As the warm southern Mediterranean begins to set it is time to line up your evenings dining. But before that an aperitivo is a must. Our destination of choice is the roof terrace of Albergo Cesari, a hotel located in Piazza di Pietra, with impressive views over the ancient city. If the Italians didn’t invent the concept of the aperativo, then they definitely perfected it! Enjoy a multitude of famous Italian brands of aperitifs which include Martini, Cinzano, Campari and Aperol – mixed with anything from Prosecco to Soda Water, and try not to fill yourself up on the complimentary plump green olives, fresh roasted almonds, rosemary infused crackers and wonderful assortment of cheeses. If your busy sightseeing day mean’t a lack of lunch then try some of their smaller dishes including the fresh caprese salad assorted meat platter or roasted vegetable panino.

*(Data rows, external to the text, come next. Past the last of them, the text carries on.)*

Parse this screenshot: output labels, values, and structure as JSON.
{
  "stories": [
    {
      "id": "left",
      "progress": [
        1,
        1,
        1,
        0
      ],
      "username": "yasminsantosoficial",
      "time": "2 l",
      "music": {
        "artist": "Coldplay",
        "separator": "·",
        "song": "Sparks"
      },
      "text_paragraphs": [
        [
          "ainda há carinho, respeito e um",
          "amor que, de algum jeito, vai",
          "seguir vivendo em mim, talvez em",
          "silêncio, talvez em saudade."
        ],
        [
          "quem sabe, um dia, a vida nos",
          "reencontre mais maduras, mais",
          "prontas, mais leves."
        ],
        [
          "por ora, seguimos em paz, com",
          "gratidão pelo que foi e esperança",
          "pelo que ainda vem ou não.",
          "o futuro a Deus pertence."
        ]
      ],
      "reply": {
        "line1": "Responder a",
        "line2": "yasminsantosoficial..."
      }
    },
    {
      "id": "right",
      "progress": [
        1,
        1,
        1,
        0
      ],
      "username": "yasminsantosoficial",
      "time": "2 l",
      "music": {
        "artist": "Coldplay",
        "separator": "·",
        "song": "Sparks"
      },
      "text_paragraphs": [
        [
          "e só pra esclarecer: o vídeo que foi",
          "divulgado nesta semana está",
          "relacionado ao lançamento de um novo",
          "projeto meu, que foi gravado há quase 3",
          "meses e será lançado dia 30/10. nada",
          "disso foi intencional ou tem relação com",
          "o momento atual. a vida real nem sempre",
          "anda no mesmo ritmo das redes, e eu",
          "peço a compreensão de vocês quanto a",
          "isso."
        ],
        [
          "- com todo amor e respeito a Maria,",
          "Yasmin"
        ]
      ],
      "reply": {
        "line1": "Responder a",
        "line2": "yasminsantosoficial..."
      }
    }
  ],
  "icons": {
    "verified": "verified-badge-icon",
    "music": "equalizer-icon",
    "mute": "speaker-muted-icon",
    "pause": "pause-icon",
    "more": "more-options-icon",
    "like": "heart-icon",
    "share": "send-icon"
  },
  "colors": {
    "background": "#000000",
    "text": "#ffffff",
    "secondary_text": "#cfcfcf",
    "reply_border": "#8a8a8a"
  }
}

Unless of course you have taken our advice and made a reservation (essential) for either one of our favourite evening osterias: Flavio Al Velavevodetto; or Osteria Bonelli. An osteria is a little less casual than the trattorias. At Velavevodetto try cacio e pepehere (tonnarelli pasta with pecorino Romano cheese and black pepper in a creamy sauce) or coda all vaccinara (Roman Oxtail stew) both very representative of the local Testaccio neighbourhood in the heart of the old city. In summer book a table on the large upstairs terrace. The vegetable sides at Osteria Bonelli are locally famous.

Going to Rome is all about the incredible architecture but don’t let that mean going without fantastic Italian food and wine. Let this little guide be your starting guide to getting away from the tourist prices and lesser quality and eating amazingly with the locals - giving you all the energy to beat the streets all day!